Il fit également appel à un généticien, L.Hagendoorn, afin de maîtriser les consanguinités importantes de son élevage et qui permit à L.Saarloos de poursuivre sa sélection. Le rôle de ce docteur fut très important dans la préservation de la race en aidant Saarloos à empêcher le « dégénérescence » qui menaçait le cheptel.

Historique (1960 à nos jours): du retour du loup au Chien Loup de Saarloos

L.Saarloos continua son élevage et se trouva confronté à la nécessité d'amener une diversification du patrimoine génétique. L'histoire ne permet pas de connaître précisément le nombre de loups utilisés par L. Saarloos dans la construction du chien loup européen mais l'hypothèse la plus sérieuse reste que ce dernier n'utilisa de facto qu'une seule louve complémentaire à Fleur (Fleur II) et qui porta en 1963. Les autres hypothèses tels l'utilisation d'un loup noir du Canada ou des croisements supplémentaires et divers (Loups, Husky de Sibérie) nous paraît relevé bien plus d'une histoire " légendée " que d'un relevé historique du travail de L. Saarloos, aucun fondement ne permettant d'approuver ces hypothèses pourtant répandues…

Ce croisement avec Fleur II fut cependant pour L. Saarloos un semi-échec dans le sens où il donna en fait un exit à ses amis faisant valoir et prévaloir une esthétique lupoïde au détriment du principe même de l'élevage de L.Saarloos qui était une sélection par le caractère et l'utilité. La descendance avec Fleur II en 1963 a eu de plus pour conséquence un renforcement de l'instinct de fuite caractéristique du loup.

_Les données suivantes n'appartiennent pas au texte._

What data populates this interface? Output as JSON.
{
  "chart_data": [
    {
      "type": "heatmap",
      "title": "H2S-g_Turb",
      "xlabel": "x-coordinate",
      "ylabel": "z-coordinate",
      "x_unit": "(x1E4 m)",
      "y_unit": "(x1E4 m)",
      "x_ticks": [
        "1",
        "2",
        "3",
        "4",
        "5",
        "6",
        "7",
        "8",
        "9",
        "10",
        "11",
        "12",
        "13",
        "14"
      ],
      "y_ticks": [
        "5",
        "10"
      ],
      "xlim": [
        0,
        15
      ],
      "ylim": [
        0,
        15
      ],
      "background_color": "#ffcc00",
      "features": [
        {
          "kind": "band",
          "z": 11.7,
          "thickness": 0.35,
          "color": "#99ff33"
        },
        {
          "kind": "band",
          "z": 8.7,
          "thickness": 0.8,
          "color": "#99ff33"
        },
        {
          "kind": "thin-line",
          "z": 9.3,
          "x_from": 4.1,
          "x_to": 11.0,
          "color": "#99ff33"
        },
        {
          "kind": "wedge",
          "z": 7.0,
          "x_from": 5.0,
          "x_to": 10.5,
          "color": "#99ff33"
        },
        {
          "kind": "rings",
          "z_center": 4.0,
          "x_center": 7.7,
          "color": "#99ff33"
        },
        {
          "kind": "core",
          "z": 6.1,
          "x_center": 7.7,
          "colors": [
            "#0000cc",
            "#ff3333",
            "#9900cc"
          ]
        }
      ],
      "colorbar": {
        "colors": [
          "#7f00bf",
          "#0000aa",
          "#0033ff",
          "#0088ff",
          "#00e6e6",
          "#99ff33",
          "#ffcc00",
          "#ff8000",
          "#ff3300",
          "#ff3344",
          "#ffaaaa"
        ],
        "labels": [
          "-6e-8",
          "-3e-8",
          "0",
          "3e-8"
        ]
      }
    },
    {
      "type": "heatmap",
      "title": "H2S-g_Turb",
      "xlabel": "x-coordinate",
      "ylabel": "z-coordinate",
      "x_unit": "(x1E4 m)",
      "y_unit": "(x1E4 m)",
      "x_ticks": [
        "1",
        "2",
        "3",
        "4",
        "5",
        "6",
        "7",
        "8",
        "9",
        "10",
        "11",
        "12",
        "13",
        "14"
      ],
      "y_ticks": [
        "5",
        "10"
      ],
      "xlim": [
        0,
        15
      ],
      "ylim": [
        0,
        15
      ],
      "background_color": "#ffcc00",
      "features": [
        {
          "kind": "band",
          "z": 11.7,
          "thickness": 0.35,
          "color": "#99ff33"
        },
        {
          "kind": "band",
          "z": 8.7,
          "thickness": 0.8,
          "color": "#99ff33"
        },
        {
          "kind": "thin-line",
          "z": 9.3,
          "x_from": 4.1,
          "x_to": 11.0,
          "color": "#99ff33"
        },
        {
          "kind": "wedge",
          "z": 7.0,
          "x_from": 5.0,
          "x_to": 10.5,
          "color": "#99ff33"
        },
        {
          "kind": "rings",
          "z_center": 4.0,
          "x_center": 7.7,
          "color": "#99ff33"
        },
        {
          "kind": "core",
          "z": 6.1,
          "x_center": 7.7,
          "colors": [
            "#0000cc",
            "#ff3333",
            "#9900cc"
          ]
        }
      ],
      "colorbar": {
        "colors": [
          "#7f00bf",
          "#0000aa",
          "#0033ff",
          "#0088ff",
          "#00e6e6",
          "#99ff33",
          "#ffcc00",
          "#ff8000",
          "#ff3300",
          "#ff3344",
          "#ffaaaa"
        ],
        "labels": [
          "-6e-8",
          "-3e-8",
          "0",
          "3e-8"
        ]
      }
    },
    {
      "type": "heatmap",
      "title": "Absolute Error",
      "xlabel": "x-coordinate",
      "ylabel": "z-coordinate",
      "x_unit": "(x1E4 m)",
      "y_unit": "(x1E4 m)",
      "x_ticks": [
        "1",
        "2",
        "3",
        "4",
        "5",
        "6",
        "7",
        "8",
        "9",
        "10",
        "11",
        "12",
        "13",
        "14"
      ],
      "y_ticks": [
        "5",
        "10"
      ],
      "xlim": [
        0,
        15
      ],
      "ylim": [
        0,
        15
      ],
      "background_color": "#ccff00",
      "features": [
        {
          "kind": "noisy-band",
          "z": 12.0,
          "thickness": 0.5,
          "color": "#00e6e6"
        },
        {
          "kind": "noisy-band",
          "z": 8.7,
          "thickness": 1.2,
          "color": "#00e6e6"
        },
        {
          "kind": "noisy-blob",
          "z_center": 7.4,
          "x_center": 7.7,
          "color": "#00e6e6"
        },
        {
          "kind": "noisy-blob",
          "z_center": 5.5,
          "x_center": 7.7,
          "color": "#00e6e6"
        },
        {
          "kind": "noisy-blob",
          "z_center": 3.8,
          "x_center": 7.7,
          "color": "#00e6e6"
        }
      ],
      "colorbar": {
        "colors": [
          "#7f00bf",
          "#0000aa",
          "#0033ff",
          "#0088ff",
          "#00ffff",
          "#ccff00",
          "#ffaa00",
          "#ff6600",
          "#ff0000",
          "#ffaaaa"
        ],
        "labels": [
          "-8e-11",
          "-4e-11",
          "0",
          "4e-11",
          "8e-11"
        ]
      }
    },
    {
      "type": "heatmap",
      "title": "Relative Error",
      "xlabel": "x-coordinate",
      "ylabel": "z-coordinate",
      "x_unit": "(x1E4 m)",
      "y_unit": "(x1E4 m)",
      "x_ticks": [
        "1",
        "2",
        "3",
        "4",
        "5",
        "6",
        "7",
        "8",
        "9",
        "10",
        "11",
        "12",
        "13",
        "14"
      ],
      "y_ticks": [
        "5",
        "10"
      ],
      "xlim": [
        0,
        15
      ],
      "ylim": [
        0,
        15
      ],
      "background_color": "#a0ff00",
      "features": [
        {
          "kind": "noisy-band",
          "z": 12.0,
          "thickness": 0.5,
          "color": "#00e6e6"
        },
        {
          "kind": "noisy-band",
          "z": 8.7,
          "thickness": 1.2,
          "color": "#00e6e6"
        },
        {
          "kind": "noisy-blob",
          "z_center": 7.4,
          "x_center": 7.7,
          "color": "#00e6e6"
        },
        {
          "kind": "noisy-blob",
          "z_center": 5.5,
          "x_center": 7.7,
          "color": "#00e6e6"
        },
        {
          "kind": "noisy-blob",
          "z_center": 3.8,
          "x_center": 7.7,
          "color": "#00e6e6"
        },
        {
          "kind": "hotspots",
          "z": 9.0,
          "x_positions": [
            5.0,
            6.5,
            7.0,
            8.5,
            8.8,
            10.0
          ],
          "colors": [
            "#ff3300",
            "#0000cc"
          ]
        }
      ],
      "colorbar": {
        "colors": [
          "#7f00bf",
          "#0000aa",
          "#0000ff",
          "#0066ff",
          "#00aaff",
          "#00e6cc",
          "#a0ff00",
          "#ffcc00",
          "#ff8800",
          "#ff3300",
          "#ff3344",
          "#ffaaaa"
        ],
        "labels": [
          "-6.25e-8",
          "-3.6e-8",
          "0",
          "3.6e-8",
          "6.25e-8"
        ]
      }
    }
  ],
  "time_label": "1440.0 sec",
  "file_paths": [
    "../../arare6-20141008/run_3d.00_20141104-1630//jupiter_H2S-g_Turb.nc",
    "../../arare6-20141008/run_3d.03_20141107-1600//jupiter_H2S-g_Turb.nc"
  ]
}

Ce renforcement annihila les derniers espoirs de L.Saarloos dans le caractère utilitaire de sa race d’autant que sa seconde demande de reconnaissance au Livre des Origines était à nouveau rejetée. Le dressage des Saarloos comme guide d’aveugle cessa dans les années 70 à la mort du créateur et le Chien Loup Européen devint un animal de compagnie, standardisé en tant que tel.
L.Saarloos décéda en 1969, convaincu probablement que sa race ne lui survivrait pas. Il a fallu le courage de Mme Saarloos et de sa fille Marijke pour sauver les Chiens loups de Saarloos et reconstruire avec quelques passionnés cette race. En 1975, la race est enfin reconnue par le Conseil d’Administration Cynologique Néerlandais avant d’être inscrite quelques années plus tard au Registre puis par la FCI et prends le nom de son créateur : Chien loup de Saarloos. Le Standard est rédigé en prenant Zaska Vvan de Kilstroom comme modèle.
Le premier Chien loup de Saarloos est importé en France par Mme Patricia Wartelle au début des années 90. A ce jour, les effectifs du Saarloos restent restreints et la diffusion limitée. Le Berger Hollandais Club de France gère la race (BHCF / rubrique club et liens) Trente naissances ont eu lieu en 2003 inscrits au Livre des Origines Française.

Conclusion

L.Saarloos a créé un chien aux qualités naturelles indéniables. Beaux, puissants, affectueux, le Saarloos est à l’image de sa création. Original dans le monde canin. Mais sans utilité. Il est simplement le reflet de l’esthétique sauvage et de la passion de quelques-uns.

Son aspect et son comportement lupoïde marque l’échec de l’idée originelle de son créateur mais le Chien loup de Saarloos a aujourd’hui dépassé son maître. Son créateur. Le Saarloos est devenu Un. Il est Lui. Il vit désormais par lui même. Et ses passionnés l’ont compris. Puisse notre société lui laisser une place au coeur des hommes et du monde canin.